Comes (and goes) with the territory: towards an anthropology of tracking  
Joshua Sterlin (McGill University)

Paper short abstract:

Drawing upon my training as a wildlife tracker I explore the 'relational' turn in Anthropology through tracking, attempting to deepen our understanding of both tracking itself as an 'education of attention' and hodology, narrative, and (more-than-human) semiotics with respect to it.

Paper long abstract:

Though the trail itself, as well as many 'tracking' peoples, have been a focus in anthropology for some time, the actual practice has gone little theorized beyond its efficacy as metaphor and concept. No doubt many anthropologists have become competent trackers through their fieldwork, however this has not translated into a theorization of the processes involved in doing so. Drawing on my experience of training as a wildlife tracker at the Wilderness Awareness School (and through the CyberTracker certification system created by Louis Leibenberg), I attempt to ground our analysis, thus deepening our understanding of already existent trends, and its efficacy as an analytic concept.

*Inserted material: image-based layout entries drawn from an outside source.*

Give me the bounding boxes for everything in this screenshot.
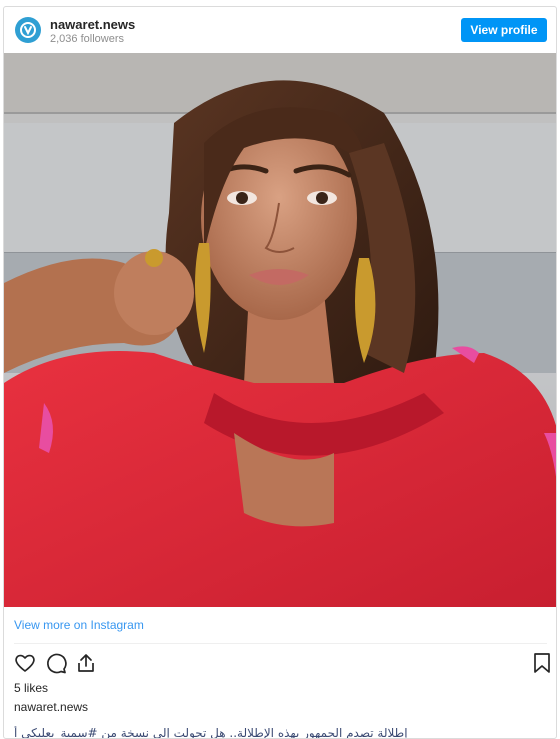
woman-in-red-dress-photo (4, 53, 556, 607)
post-header: nawaret.news 2,036 followers View profil… (4, 7, 556, 53)
like-count[interactable]: 5 likes (14, 681, 48, 695)
comment-icon[interactable] (44, 651, 68, 675)
caption-text: إطلالة تصدم الجمهور بهذه الإطلالة.. هل ت… (14, 726, 408, 739)
bookmark-icon[interactable] (530, 651, 554, 675)
caption-username[interactable]: nawaret.news (14, 700, 88, 714)
heart-icon[interactable] (13, 651, 37, 675)
post-photo[interactable] (4, 53, 556, 607)
view-more-link[interactable]: View more on Instagram (14, 618, 144, 632)
follower-count: 2,036 followers (50, 33, 124, 45)
username[interactable]: nawaret.news (50, 17, 135, 32)
view-profile-button[interactable]: View profile (461, 18, 547, 42)
share-icon[interactable] (74, 651, 98, 675)
nawaret-logo-icon (20, 22, 36, 38)
instagram-embed-card: nawaret.news 2,036 followers View profil… (3, 6, 557, 739)
divider (14, 643, 547, 644)
avatar[interactable] (15, 17, 41, 43)
action-bar (4, 651, 556, 677)
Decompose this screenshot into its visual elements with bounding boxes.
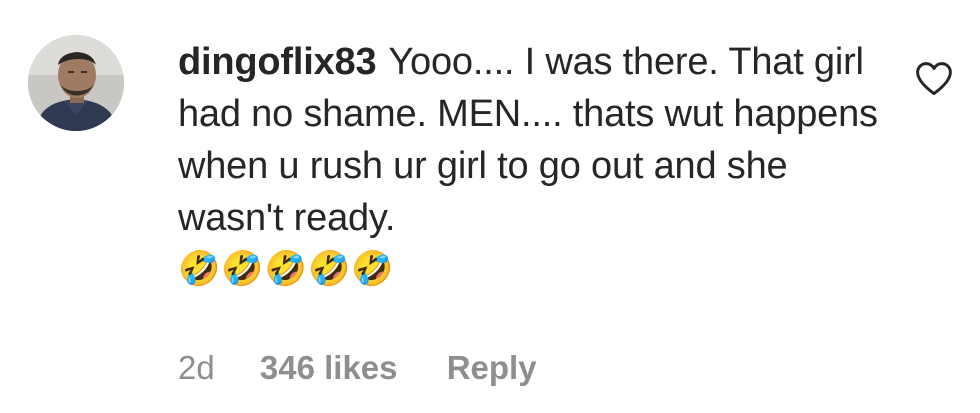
comment-time[interactable]: 2d [178,346,215,390]
comment-meta: 2d 346 likes Reply [178,346,537,390]
avatar-photo [28,35,124,131]
reply-button[interactable]: Reply [447,346,537,390]
comment: dingoflix83 Yooo.... I was there. That gi… [0,0,980,413]
comment-emojis: 🤣🤣🤣🤣🤣 [178,250,395,288]
likes-count[interactable]: 346 likes [260,346,398,390]
comment-username[interactable]: dingoflix83 [178,41,377,83]
heart-icon[interactable] [914,60,954,96]
avatar[interactable] [28,35,124,131]
comment-body: dingoflix83 Yooo.... I was there. That gi… [178,36,878,294]
heart-outline-icon [916,62,952,96]
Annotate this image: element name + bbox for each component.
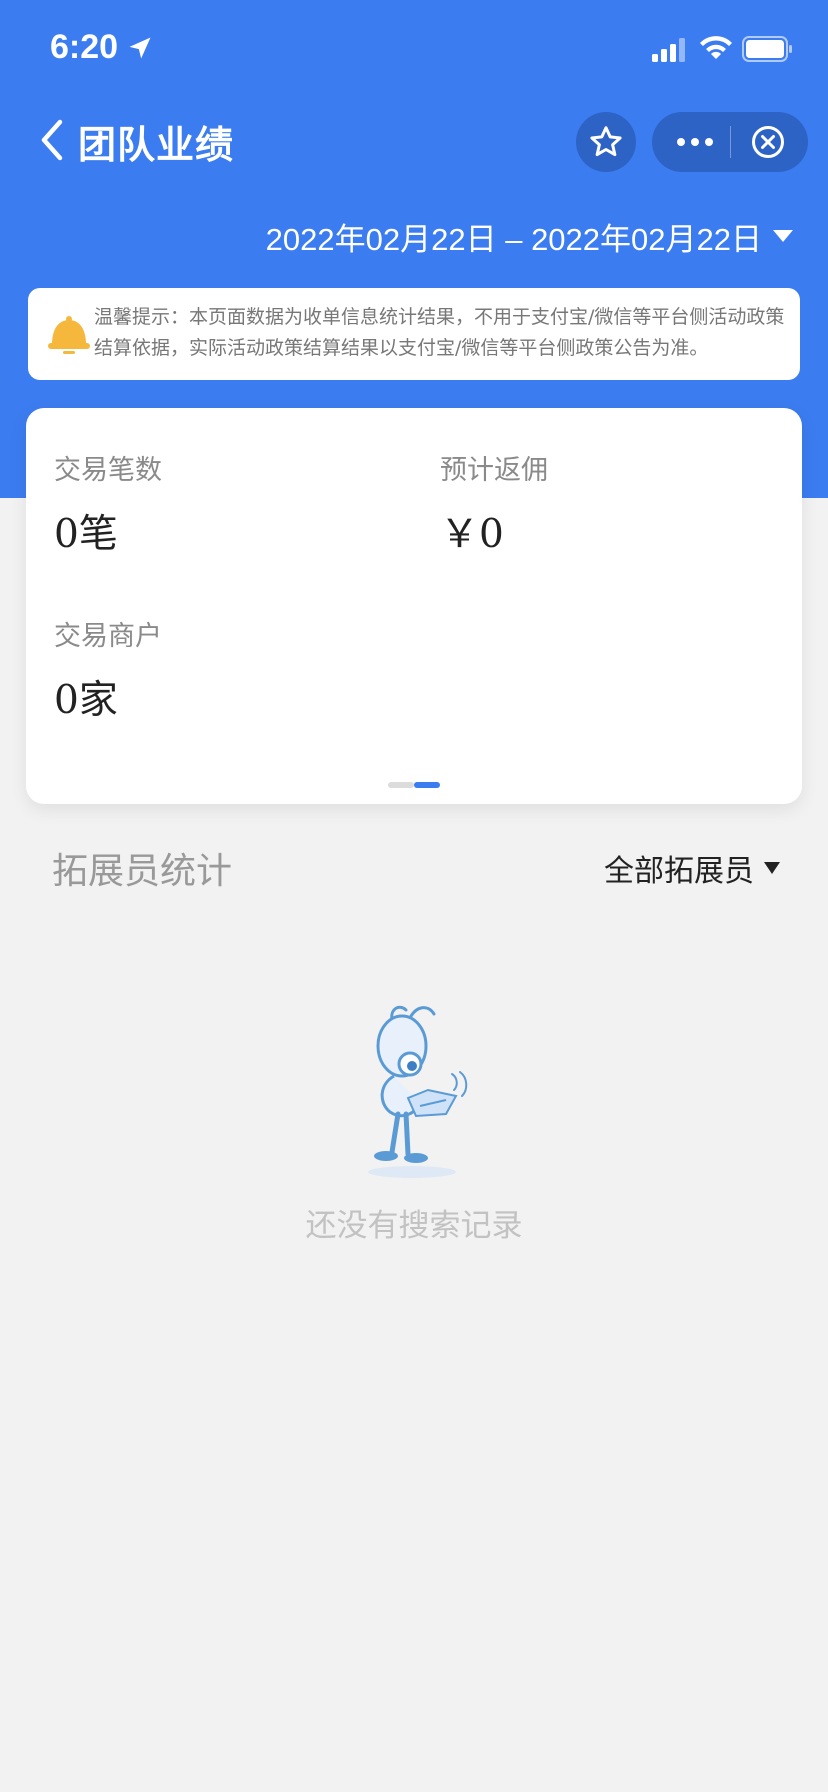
notice-banner: 温馨提示：本页面数据为收单信息统计结果，不用于支付宝/微信等平台侧活动政策结算依…	[28, 288, 800, 380]
notice-text: 温馨提示：本页面数据为收单信息统计结果，不用于支付宝/微信等平台侧活动政策结算依…	[94, 306, 785, 359]
stat-label: 预计返佣	[440, 455, 548, 486]
more-button[interactable]	[652, 112, 730, 172]
empty-state-text: 还没有搜索记录	[305, 1208, 523, 1244]
page-indicator	[388, 782, 440, 788]
mini-program-capsule	[652, 112, 808, 172]
page-dot-active[interactable]	[414, 782, 440, 788]
location-arrow-icon	[129, 37, 151, 59]
close-circle-icon	[752, 126, 784, 158]
battery-icon	[742, 36, 792, 62]
caret-down-icon	[764, 862, 780, 874]
stat-value: 0笔	[54, 512, 118, 557]
wifi-icon	[700, 36, 732, 59]
star-icon	[590, 126, 622, 157]
bell-icon	[48, 316, 90, 354]
section-title: 拓展员统计	[52, 851, 233, 892]
stat-trades: 交易笔数 0笔	[54, 448, 162, 559]
filter-label: 全部拓展员	[604, 854, 754, 889]
stat-label: 交易笔数	[54, 455, 162, 486]
page-title: 团队业绩	[78, 123, 235, 167]
stat-value: ￥0	[440, 512, 504, 557]
status-time: 6:20	[50, 28, 119, 66]
stat-value: 0家	[54, 678, 118, 723]
stat-merchants: 交易商户 0家	[54, 614, 162, 725]
stat-rebate: 预计返佣 ￥0	[440, 448, 548, 559]
date-range-text: 2022年02月22日 – 2022年02月22日	[265, 221, 762, 257]
date-range-picker[interactable]: 2022年02月22日 – 2022年02月22日	[266, 212, 794, 260]
close-button[interactable]	[731, 112, 808, 172]
expander-filter-dropdown[interactable]: 全部拓展员	[604, 846, 780, 890]
more-icon	[677, 138, 713, 146]
caret-down-icon	[773, 230, 793, 242]
ant-mascot-illustration	[368, 1005, 468, 1178]
nav-bar: 团队业绩	[0, 100, 828, 180]
page-dot[interactable]	[388, 782, 414, 788]
stats-card: 交易笔数 0笔 预计返佣 ￥0 交易商户 0家	[26, 408, 802, 804]
favorite-button[interactable]	[576, 112, 636, 172]
back-icon[interactable]	[38, 118, 68, 162]
stat-label: 交易商户	[54, 621, 162, 652]
status-bar: 6:20	[0, 0, 828, 100]
signal-icon	[652, 38, 685, 62]
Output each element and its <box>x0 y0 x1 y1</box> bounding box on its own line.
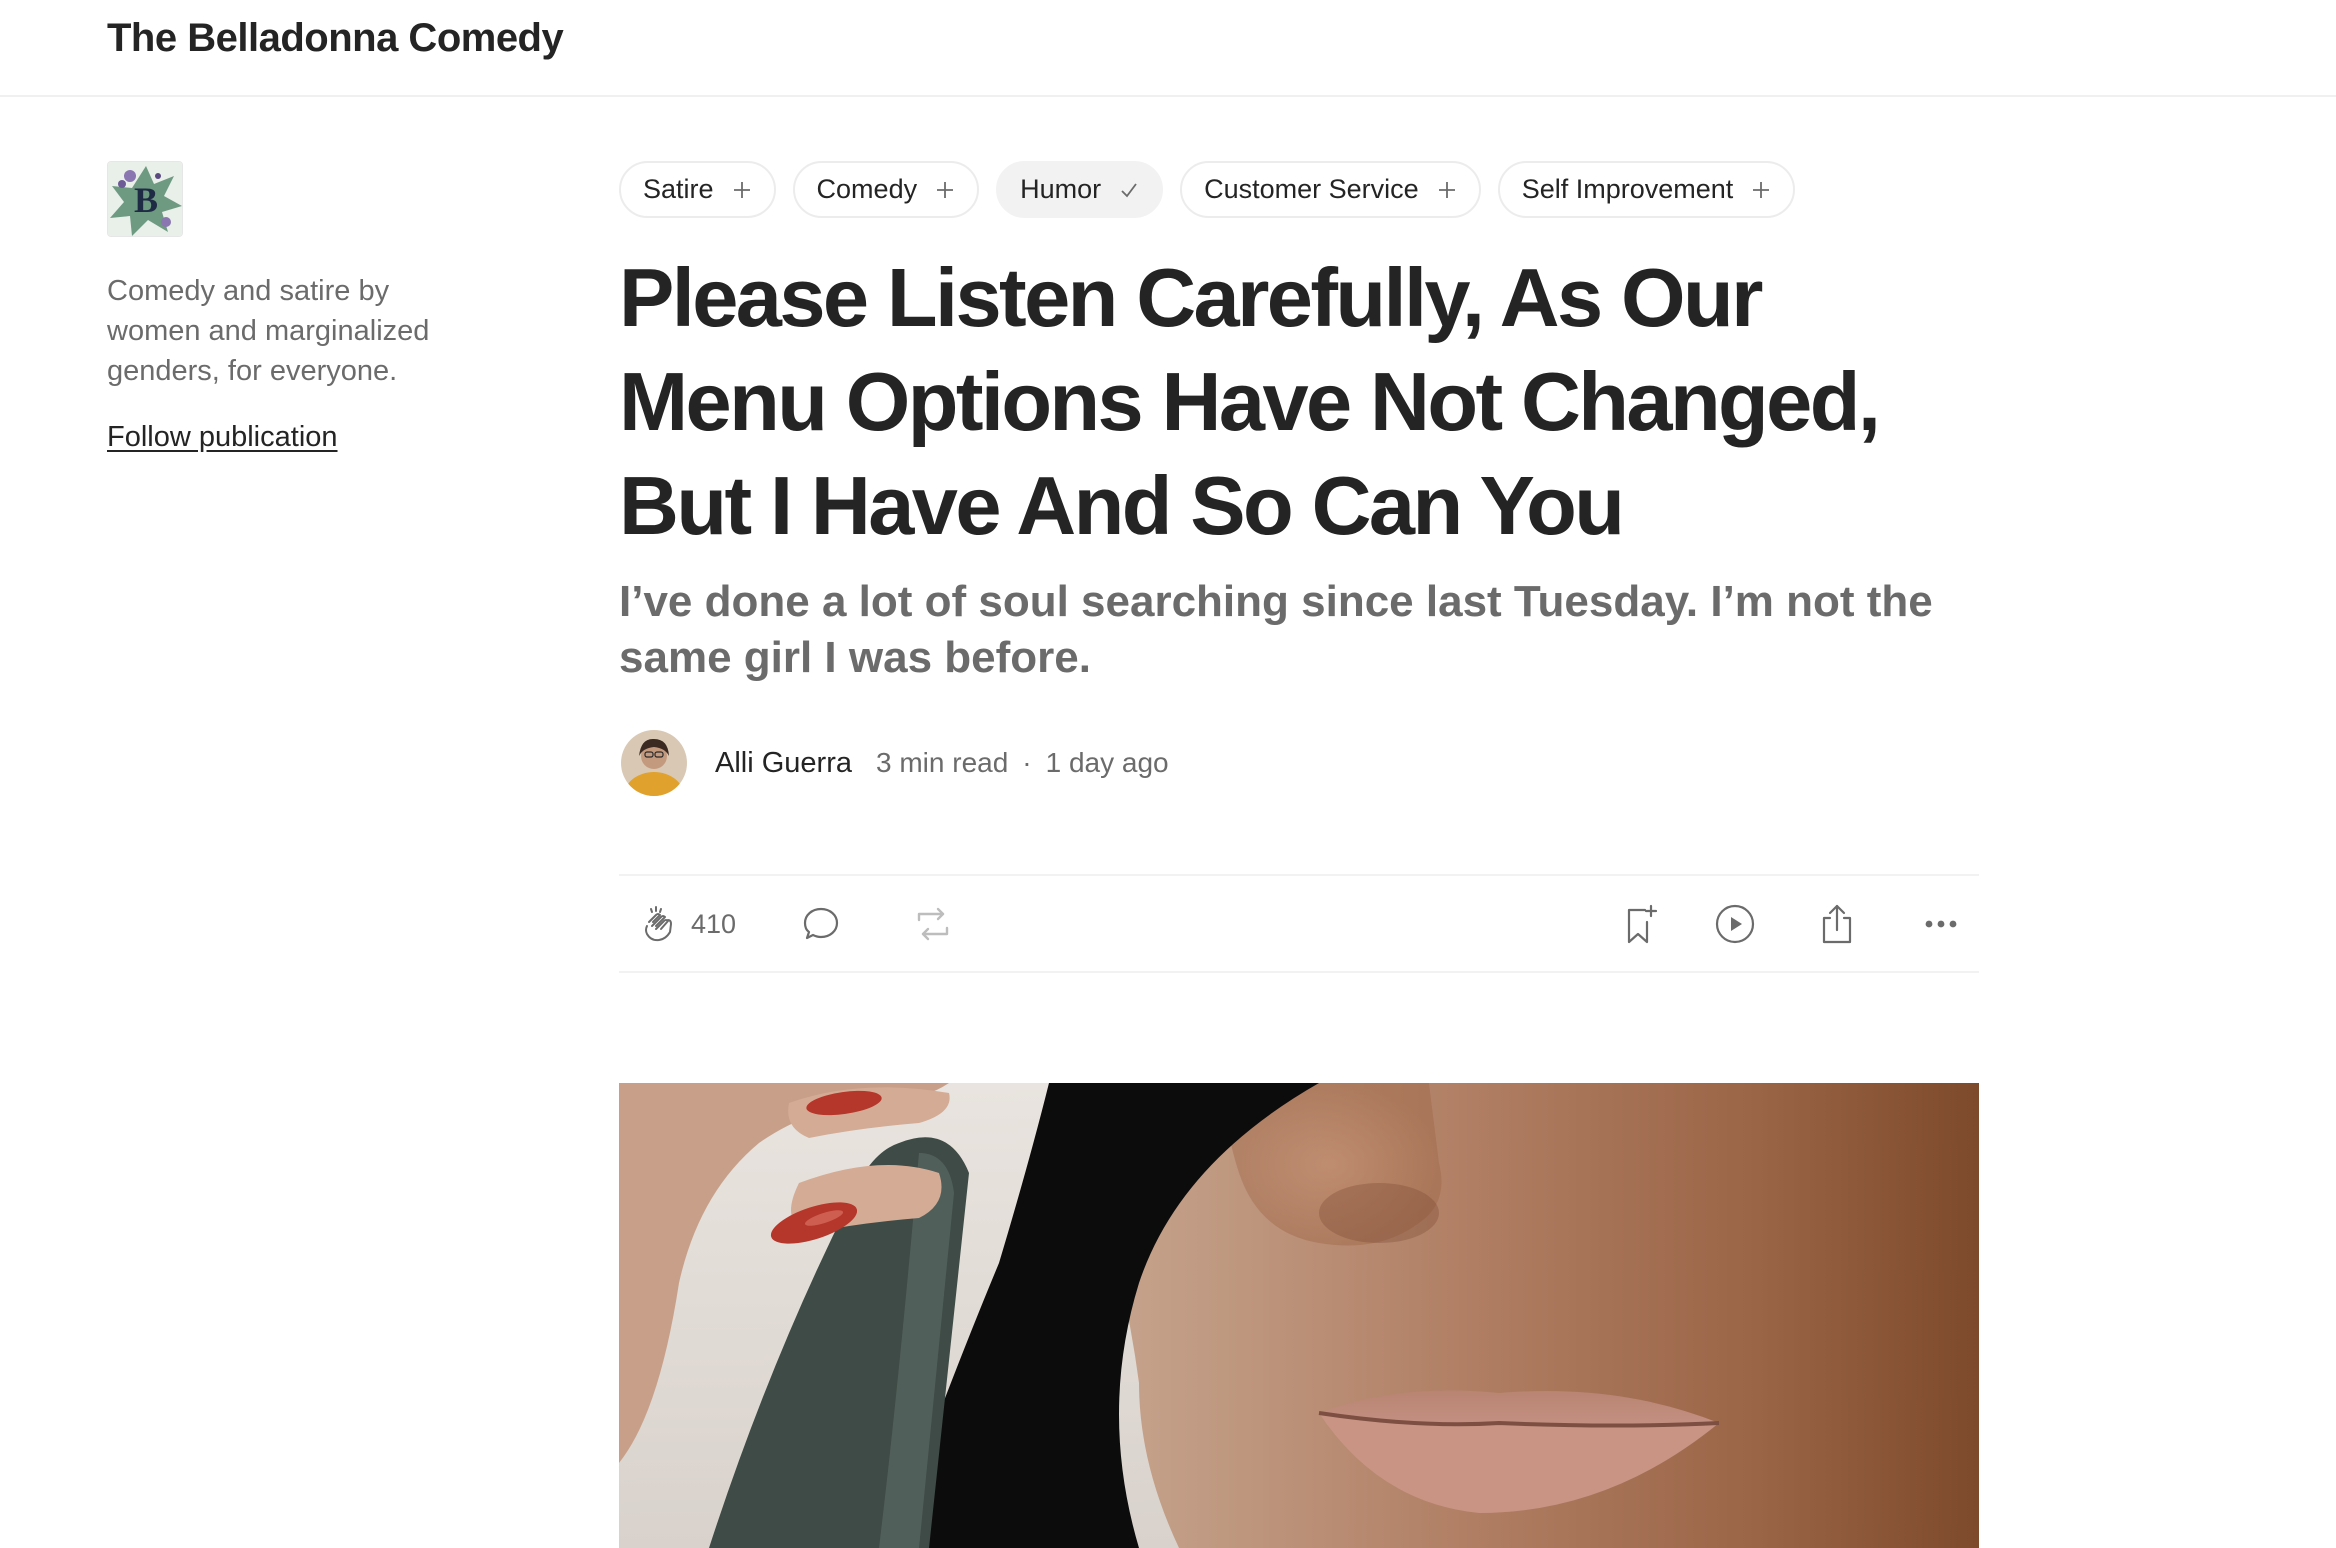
clap-count: 410 <box>691 908 737 939</box>
tag-label: Humor <box>1020 174 1102 204</box>
tag-label: Self Improvement <box>1521 174 1734 204</box>
play-icon <box>1715 904 1755 944</box>
author-name[interactable]: Alli Guerra <box>715 747 852 780</box>
share-icon <box>1822 904 1852 944</box>
repost-icon <box>917 907 949 941</box>
article-main: Satire Comedy Humor Customer Service Sel… <box>619 161 1979 973</box>
tag-satire[interactable]: Satire <box>619 161 776 218</box>
svg-text:B: B <box>134 180 158 220</box>
article-hero-image <box>619 1083 1979 1548</box>
publish-date: 1 day ago <box>1045 747 1169 778</box>
byline: Alli Guerra 3 min read · 1 day ago <box>619 728 1979 798</box>
article-title: Please Listen Carefully, As Our Menu Opt… <box>619 251 1881 552</box>
tag-label: Customer Service <box>1204 174 1419 204</box>
checkmark-icon <box>1121 182 1137 197</box>
author-avatar[interactable] <box>621 730 687 796</box>
plus-icon <box>1753 181 1770 198</box>
follow-publication-link[interactable]: Follow publication <box>107 421 338 454</box>
plus-icon <box>1438 181 1455 198</box>
repost-button[interactable] <box>911 900 955 948</box>
article-meta: 3 min read · 1 day ago <box>876 747 1169 779</box>
plus-icon <box>733 181 750 198</box>
top-bar: The Belladonna Comedy <box>0 0 2336 97</box>
comment-button[interactable] <box>801 900 841 948</box>
bookmark-add-icon <box>1627 904 1658 944</box>
listen-button[interactable] <box>1713 900 1757 948</box>
article-subtitle: I’ve done a lot of soul searching since … <box>619 577 1933 682</box>
read-time: 3 min read <box>876 747 1009 778</box>
tag-self-improvement[interactable]: Self Improvement <box>1497 161 1796 218</box>
publication-sidebar: B Comedy and satire by women and margina… <box>107 161 447 454</box>
tag-customer-service[interactable]: Customer Service <box>1180 161 1481 218</box>
plus-icon <box>937 181 954 198</box>
tag-humor[interactable]: Humor <box>996 161 1164 218</box>
publication-description: Comedy and satire by women and marginali… <box>107 275 430 387</box>
tag-comedy[interactable]: Comedy <box>792 161 980 218</box>
publication-logo-icon: B <box>108 162 182 236</box>
publication-logo[interactable]: B <box>107 161 183 237</box>
clap-icon <box>645 906 672 942</box>
meta-separator: · <box>1022 747 1032 778</box>
bookmark-button[interactable] <box>1619 900 1663 948</box>
publication-title[interactable]: The Belladonna Comedy <box>107 16 564 61</box>
more-icon <box>1925 920 1957 928</box>
tag-label: Satire <box>643 174 714 204</box>
article-action-bar: 410 <box>619 874 1979 973</box>
tag-label: Comedy <box>816 174 918 204</box>
tag-list: Satire Comedy Humor Customer Service Sel… <box>619 161 1979 218</box>
share-button[interactable] <box>1815 900 1859 948</box>
hero-photo <box>619 1083 1979 1548</box>
author-avatar-image <box>621 730 687 796</box>
clap-button[interactable]: 410 <box>637 900 736 948</box>
comment-icon <box>803 907 839 940</box>
more-options-button[interactable] <box>1919 900 1963 948</box>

Specifically, I move beyond hodology as trails between, focusing on the trail's constituent track and sign which provides insight into more-than-human relations, the education of attention, taskscapes, rhythm and movement, temporality, and so forth, not to mention the actual specific (drawing on Derrida) 'animot' itself. Furthermore the actual act of trailing an animal Other brings one directly into connection and encounter with topography, the weather-world, flora, and ones' own training and memory. Thusly it provides a generative locus in bridging the 'social' and 'natural' sciences. Finally, drawing upon, and moving beyond trails and walking as linked to narrative through their shared linearity and hodological aspects, I connect this to the work being done in more-than-human semiotics, both in terms of interspecies communication, and the development of our semiotic abilities (and thus narrative ability) evolutionarily, theorized to be resultant from tracking itself.